Investigators are "actively searching" for others involved in the alleged drug ring, and there may be more arrests, according to Beth. Authorities in Kenosha County are also "willing to work with any agency in this country" to determine whether the Huffhines brothers and other members of the community "have any responsibility in hurting the hundreds of people throughout the United States, especially Wisconsin," the sheriff said.

Earlier this week, the Kansas Department of Health and Environment confirmed the first death in the state from a vaping-related lung disease, bringing the nationwide total to six.

The U.S. Centers for Disease Control and Prevention had previously confirmed five deaths from a vaping-related lung disease across five states: California, Illinois, Indiana, Minnesota and Oregon.
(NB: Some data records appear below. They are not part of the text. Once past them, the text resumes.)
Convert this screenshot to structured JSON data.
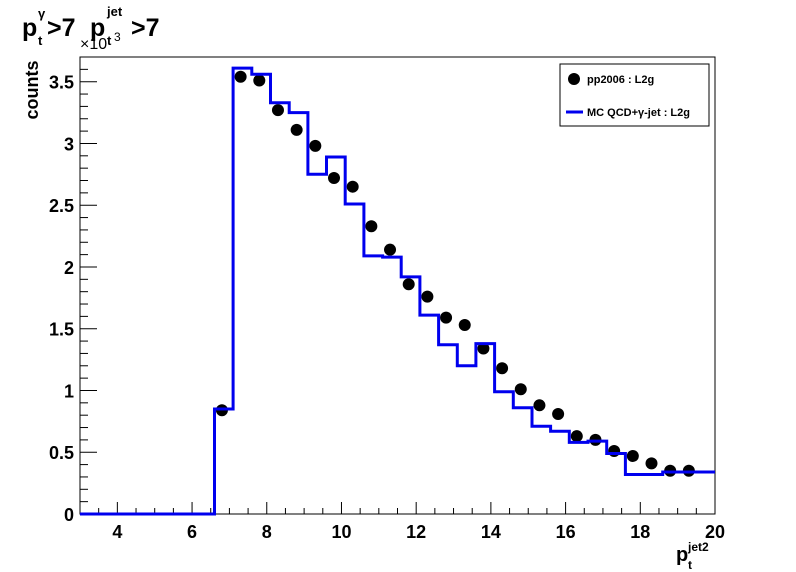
{
  "header": {
    "cut": ">7",
    "pt_sym": "p",
    "pt_sub": "t",
    "gamma_sup": "γ",
    "jet_sup": "jet",
    "jet_sub": "t",
    "scale_prefix": "×10",
    "scale_exp": "3"
  },
  "axes": {
    "ylabel": "counts",
    "xlabel_base": "p",
    "xlabel_sup": "jet2",
    "xlabel_sub": "t"
  },
  "legend": {
    "placement": "top-right",
    "entries": [
      {
        "label": "pp2006 : L2g",
        "style": "marker"
      },
      {
        "label": "MC QCD+γ-jet : L2g",
        "style": "line"
      }
    ]
  },
  "chart_data": {
    "type": "line",
    "xlim": [
      3,
      20
    ],
    "ylim": [
      0,
      3.7
    ],
    "y_scale_factor": "×10^3",
    "xticks": [
      4,
      6,
      8,
      10,
      12,
      14,
      16,
      18,
      20
    ],
    "yticks": [
      0,
      0.5,
      1,
      1.5,
      2,
      2.5,
      3,
      3.5
    ],
    "ytick_labels": [
      "0",
      "0.5",
      "1",
      "1.5",
      "2",
      "2.5",
      "3",
      "3.5"
    ],
    "grid": false,
    "series": [
      {
        "name": "pp2006 : L2g",
        "kind": "markers",
        "color": "#000000",
        "x": [
          6.8,
          7.3,
          7.8,
          8.3,
          8.8,
          9.3,
          9.8,
          10.3,
          10.8,
          11.3,
          11.8,
          12.3,
          12.8,
          13.3,
          13.8,
          14.3,
          14.8,
          15.3,
          15.8,
          16.3,
          16.8,
          17.3,
          17.8,
          18.3,
          18.8,
          19.3
        ],
        "y": [
          0.84,
          3.54,
          3.51,
          3.27,
          3.11,
          2.98,
          2.72,
          2.65,
          2.33,
          2.14,
          1.86,
          1.76,
          1.59,
          1.53,
          1.34,
          1.18,
          1.01,
          0.88,
          0.81,
          0.63,
          0.6,
          0.51,
          0.47,
          0.41,
          0.35,
          0.35
        ]
      },
      {
        "name": "MC QCD+γ-jet : L2g",
        "kind": "step",
        "color": "#0000ee",
        "edges": [
          3.0,
          6.6,
          7.1,
          7.6,
          8.1,
          8.6,
          9.1,
          9.6,
          10.1,
          10.6,
          11.1,
          11.6,
          12.1,
          12.6,
          13.1,
          13.6,
          14.1,
          14.6,
          15.1,
          15.6,
          16.1,
          16.6,
          17.1,
          17.6,
          18.1,
          18.6,
          19.1,
          19.6,
          20.0
        ],
        "values": [
          0.0,
          0.85,
          3.61,
          3.56,
          3.33,
          3.25,
          2.75,
          2.89,
          2.51,
          2.09,
          2.08,
          1.92,
          1.61,
          1.37,
          1.2,
          1.38,
          0.99,
          0.86,
          0.71,
          0.67,
          0.58,
          0.59,
          0.49,
          0.32,
          0.32,
          0.34,
          0.34,
          0.34
        ]
      }
    ]
  }
}
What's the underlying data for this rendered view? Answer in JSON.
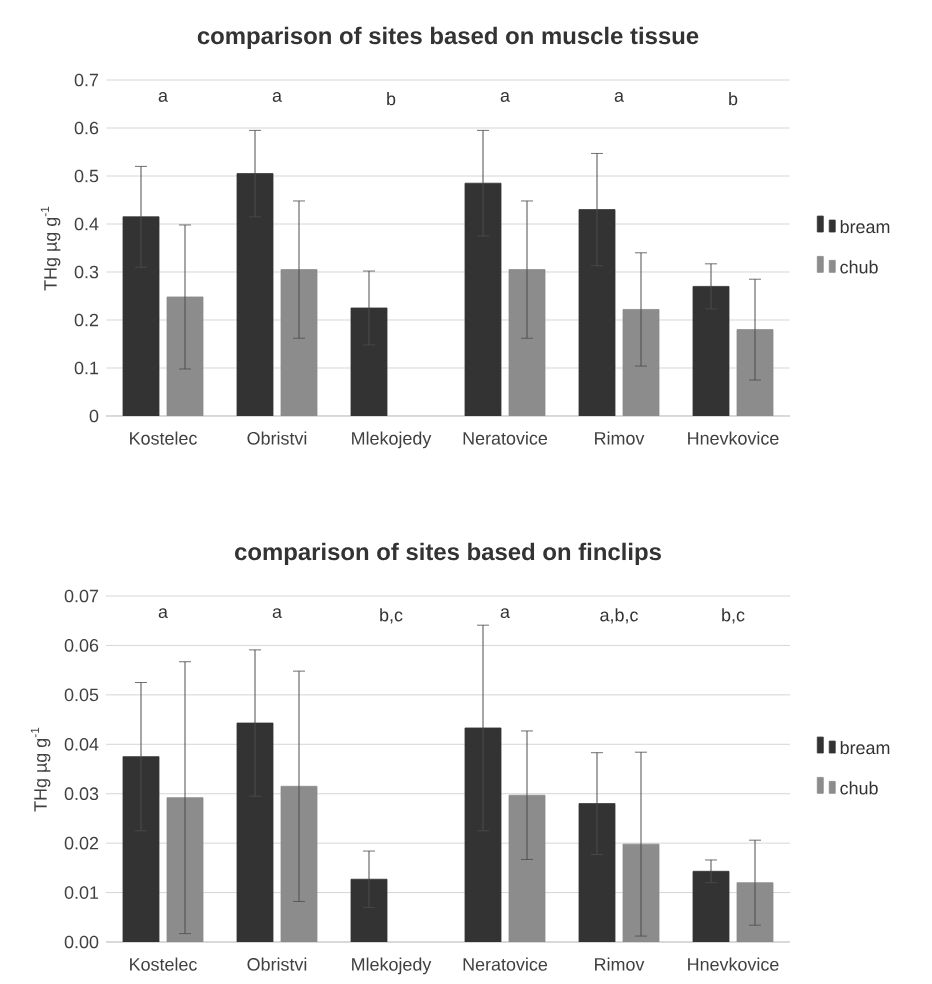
{
  "chart_data": [
    {
      "type": "bar",
      "title": "comparison  of sites based on muscle tissue",
      "ylabel": "THg µg g$^{-1}$",
      "categories": [
        "Kostelec",
        "Obristvi",
        "Mlekojedy",
        "Neratovice",
        "Rimov",
        "Hnevkovice"
      ],
      "series": [
        {
          "name": "bream",
          "color": "#333333",
          "values": [
            0.415,
            0.505,
            0.225,
            0.485,
            0.43,
            0.27
          ],
          "errors": [
            0.105,
            0.09,
            0.077,
            0.11,
            0.117,
            0.047
          ]
        },
        {
          "name": "chub",
          "color": "#8c8c8c",
          "values": [
            0.248,
            0.305,
            null,
            0.305,
            0.222,
            0.18
          ],
          "errors": [
            0.15,
            0.143,
            null,
            0.143,
            0.118,
            0.105
          ]
        }
      ],
      "ylim": [
        0,
        0.7
      ],
      "yticks": [
        0,
        0.1,
        0.2,
        0.3,
        0.4,
        0.5,
        0.6,
        0.7
      ],
      "grid": "y",
      "legend": "right",
      "annotations": [
        "a",
        "a",
        "b",
        "a",
        "a",
        "b"
      ]
    },
    {
      "type": "bar",
      "title": "comparison  of sites based on finclips",
      "ylabel": "THg µg g$^{-1}$",
      "categories": [
        "Kostelec",
        "Obristvi",
        "Mlekojedy",
        "Neratovice",
        "Rimov",
        "Hnevkovice"
      ],
      "series": [
        {
          "name": "bream",
          "color": "#333333",
          "values": [
            0.0375,
            0.0443,
            0.0127,
            0.0433,
            0.028,
            0.0143
          ],
          "errors": [
            0.015,
            0.0148,
            0.0057,
            0.0208,
            0.0103,
            0.0023
          ]
        },
        {
          "name": "chub",
          "color": "#8c8c8c",
          "values": [
            0.0292,
            0.0315,
            null,
            0.0297,
            0.0198,
            0.012
          ],
          "errors": [
            0.0275,
            0.0233,
            null,
            0.013,
            0.0186,
            0.0086
          ]
        }
      ],
      "ylim": [
        0,
        0.07
      ],
      "yticks": [
        {
          "value": 0,
          "label": "0.00"
        },
        {
          "value": 0.01,
          "label": "0.01"
        },
        {
          "value": 0.02,
          "label": "0.02"
        },
        {
          "value": 0.03,
          "label": "0.03"
        },
        {
          "value": 0.04,
          "label": "0.04"
        },
        {
          "value": 0.05,
          "label": "0.05"
        },
        {
          "value": 0.06,
          "label": "0.06"
        },
        {
          "value": 0.07,
          "label": "0.07"
        }
      ],
      "grid": "y",
      "legend": "right",
      "annotations": [
        "a",
        "a",
        "b,c",
        "a",
        "a,b,c",
        "b,c"
      ]
    }
  ]
}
The agency also said it is aware of over 450 possible cases of vaping-related illnesses in 33 states and one U.S. territory.

There is no specific vaping device or chemical that have been linked to all the cases, but the CDC reports that a majority of the patients are male, between the ages of 18 and 35, and admit to using nicotine, THC (the main active component in cannabis), or both, about 90 days before experiencing symptoms, which include shortness of breath, gastrointestinal issues, fever and fatigue.

Meanwhile, the U.S. Food and Drug Administration is investigating at least 127 reports of people suffering seizures or other neurological symptoms after using e-cigarettes. All of the reported cases occurred between 2010 and 2019, and many involved youth and young adults. It remains unclear whether there's a direct link between vaping and the reported cases of neurological events, according to the federal agency.